Honnefelder: Ja, das ist richtig, allerdings glaube ich, dass das E-Book eine solche Neuerung ja gar nicht ist. Technologisch haben wir, zwar nicht in einem so kleinen Gerät, aber haben wir das auf unserem PC in anderen Bereichen ja schon längst entwickelt. Wenn Sie mal auf die Forschung und die Wissenschaft gucken, da geht man vollkommen selbstverständlich damit um, dass man sich eine Information oder einen Text oder ein Buch sozusagen digital heranholt, wenn man darin lesen will. Jetzt ist das E-Book eigentlich nur die Wendung dieser Technologie auf den Publikumsbereich. Jetzt kann jeder mit einer solch kleinen Oberfläche sich die Bücher, die dazu angeboten werden, herunterladen und kann die dann eben sehr mobil, an jedem Ort er auch immer will, kann er sie dort lesen.

Bürger: Wie viele Verlage haben denn bereits das E-Book im Programm?

Honnefelder: Verlage haben das E-Book nicht im Programm, das Gerät wird von Händlern angeboten.

Bürger: Aber das Leseangebot?

Honnefelder: Die Inhalte, die Inhalte dazu, ja, das ist jetzt erst im Kommen. Ich kann Ihnen da keine Zahlen nennen. Ich denke, dieser Markt wird sich jetzt erst herausbilden, es geht ja gerade erst los. Wir freuen uns einfach sehr, dass es das jetzt gibt und dass wir damit sozusagen eine weitere Verführung zum Lesen haben.

Bürger: Sie selbst sind ja auch Verleger der Berlin University Press. Ist das E-Book gerade im Bereich der Wissenschaftsliteratur eine interessante Alternative zum gedruckten Buch?

Honnefelder: Ich glaube, weniger. Solche wissenschaftlichen Texte, die wird man an seinem Schreibtisch haben wollen, wo man damit arbeitet. Da bietet der Vorteil des E-Books wenig. Sie können keine Notizen machen an den Rand, Sie können nicht gleichzeitig zwei Bücher lesen, aufschlagen. Für den Arbeitsbetrieb ist es also nicht geeignet.

Bürger: Wofür dann?

Honnefelder: Zum Lesen!

Bürger: Sie selbst haben mal gesagt, es passt nicht ins Bett und zu Rotwein.

Honnefelder: Ich habe damit ausgedrückt, dass ich selber mir nicht das E-Book mit ins Bett nehme, aber ich kann mir gut vorstellen, dass mancher, der an die Copacabana geht, um sich dort zu sonnen, das E-Book mitnimmt und dort seinen neuesten Kriminalroman liest. Why not?

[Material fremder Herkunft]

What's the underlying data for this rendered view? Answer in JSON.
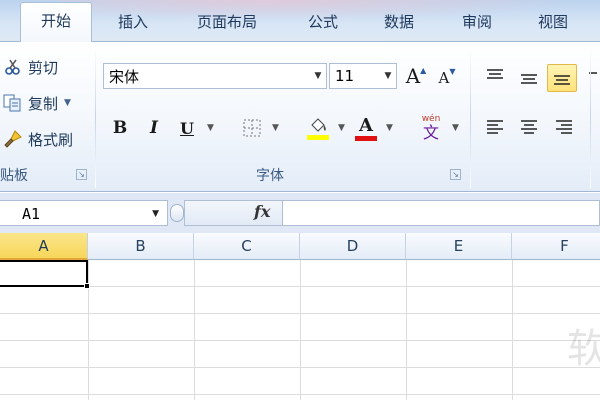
{
  "ribbon_tabs": [
    {
      "label": "开始",
      "active": true
    },
    {
      "label": "插入"
    },
    {
      "label": "页面布局"
    },
    {
      "label": "公式"
    },
    {
      "label": "数据"
    },
    {
      "label": "审阅"
    },
    {
      "label": "视图"
    }
  ],
  "clipboard": {
    "cut": "剪切",
    "copy": "复制",
    "format_painter": "格式刷",
    "group_label": "贴板"
  },
  "font": {
    "name": "宋体",
    "size": "11",
    "group_label": "字体",
    "bold": "B",
    "italic": "I",
    "underline": "U",
    "grow": "A",
    "shrink": "A",
    "font_color_glyph": "A",
    "phonetic_top": "wén",
    "phonetic_bottom": "文",
    "fill_color": "#ffff00",
    "font_color": "#e01010"
  },
  "alignment": {
    "active_button": "align-bottom"
  },
  "formula_bar": {
    "name_box": "A1",
    "fx": "fx",
    "value": ""
  },
  "sheet": {
    "columns": [
      "A",
      "B",
      "C",
      "D",
      "E",
      "F"
    ],
    "selected_column": "A",
    "active_cell": "A1",
    "watermark": "软"
  },
  "colors": {
    "ribbon_tab_bg": "#d8e6f6",
    "selected_header": "#f7d65a",
    "grid_line": "#dadcdd"
  }
}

Bürger: Und vielleicht kommt es ja auch zu dem "Man leistet sich ja sonst nichts"-Effekt und das E-Book wird der Renner schlechthin.

Honnefelder: Das ist noch alles offen. Wie der Markt sich entwickelt, da bin ich sehr gespannt.

Bürger: Über das Verlagswesen im Zeichen der Krise habe ich mit Gottfried Honnefelder gesprochen, dem Vorsteher des Börsenvereins des Deutschen Buchhandels. Danke Ihnen, Herr Honnefelder!

Honnefelder: Frau Bürger, ich danke Ihnen auch!